FN34. Because there is little case law on the application of G.L. c. 151B, § 4(4A), to a claim of interference, we look to the Massachusetts Commission Against Discrimination for guidance, even though its interpretation of G.L. c. 151B does “not carry the force of law.” See Mammone v. President & Fellows of Harvard College, 446 Mass. 657, 675 (2006), quoting from Cargill v. Harvard Univ., 60 Mass.App.Ct. 585, 594 (2004). “By including § 4(4A) in c. 151B, the Legislature intended to extend the statute’s reach beyond employer-employee interactions to encompass discriminatory conduct by third parties to which an employee could be subjected.” Massachusetts Commn. Against Discrimination v. Thomas O’Connor Constructors, MCAD No. 98-BEM-3762 (Jan. 21, 2005). See Thomas O’Connor Constructors Inc. v. Massachusetts Commn. Against

 

Discrimination, 72 Mass.App.Ct. at 556-557. As such, § 4(4A) is best understood as a device through which an individual falling outside the scope of the definition of “employer” may otherwise be liable for conduct which the antidiscrimination statute aims to prevent.
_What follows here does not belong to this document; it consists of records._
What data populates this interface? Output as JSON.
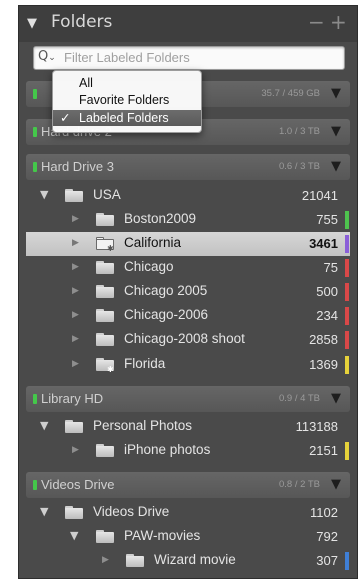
{
  "header": {
    "title": "Folders",
    "minus": "−",
    "plus": "+"
  },
  "search": {
    "placeholder": "Filter Labeled Folders",
    "icon": "Q"
  },
  "dropdown": {
    "options": [
      "All",
      "Favorite Folders",
      "Labeled Folders"
    ],
    "checked": "Labeled Folders",
    "checkmark": "✓"
  },
  "volumes": [
    {
      "name": "",
      "capacity": "35.7 / 459 GB"
    },
    {
      "name": "Hard drive 2",
      "capacity": "1.0 / 3 TB"
    },
    {
      "name": "Hard Drive 3",
      "capacity": "0.6 / 3 TB"
    },
    {
      "name": "Library HD",
      "capacity": "0.9 / 4 TB"
    },
    {
      "name": "Videos Drive",
      "capacity": "0.8 / 2 TB"
    }
  ],
  "folders": [
    {
      "name": "USA",
      "count": "21041",
      "label_color": ""
    },
    {
      "name": "Boston2009",
      "count": "755",
      "label_color": "#4ec24e"
    },
    {
      "name": "California",
      "count": "3461",
      "label_color": "#8a5ed8",
      "selected": true
    },
    {
      "name": "Chicago",
      "count": "75",
      "label_color": "#d94848"
    },
    {
      "name": "Chicago 2005",
      "count": "500",
      "label_color": "#d94848"
    },
    {
      "name": "Chicago-2006",
      "count": "234",
      "label_color": "#d94848"
    },
    {
      "name": "Chicago-2008 shoot",
      "count": "2858",
      "label_color": "#d94848"
    },
    {
      "name": "Florida",
      "count": "1369",
      "label_color": "#e6d23a"
    },
    {
      "name": "Personal Photos",
      "count": "113188",
      "label_color": ""
    },
    {
      "name": "iPhone photos",
      "count": "2151",
      "label_color": "#e6d23a"
    },
    {
      "name": "Videos Drive",
      "count": "1102",
      "label_color": ""
    },
    {
      "name": "PAW-movies",
      "count": "792",
      "label_color": ""
    },
    {
      "name": "Wizard movie",
      "count": "307",
      "label_color": "#3f7fd6"
    }
  ],
  "colors": {
    "panel_bg": "#4a4a4a",
    "selection": "#c9c9c9",
    "volume_led": "#44c84a"
  }
}
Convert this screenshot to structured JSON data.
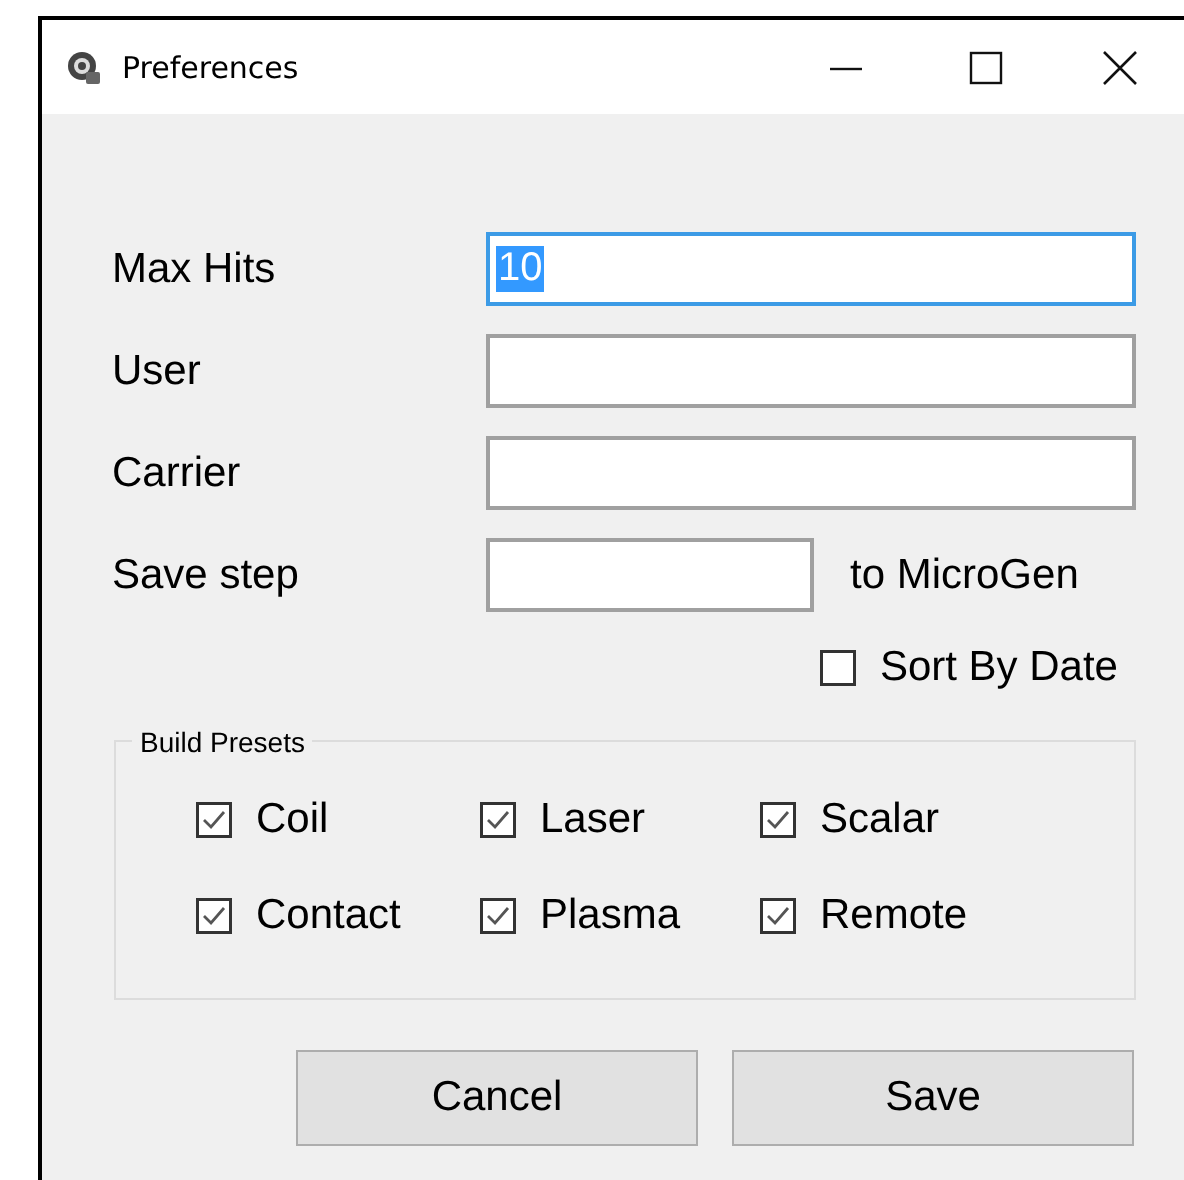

Additionally, we note that where the MCAD has imposed liability on an individual pursuant to G.L. c. 151B, § 4(4A), for interfering with the complainant’s right to work free of unlawful handicap discrimination, the complainant first had established by substantial evidence a violation of G.L. c. 151B, § 4(16). See, e.g., Woodason v. Norton Sch. Comm., MCAD No. 98-BEM-624 (Feb. 19, 2003); Bendell v. Lemax, Inc., MCAD No. 95-BEM-807 (Mar. 6, 2003); Damon v. Incre, Inc., MCAD No. 95-BEM-2594 (July 2, 2003).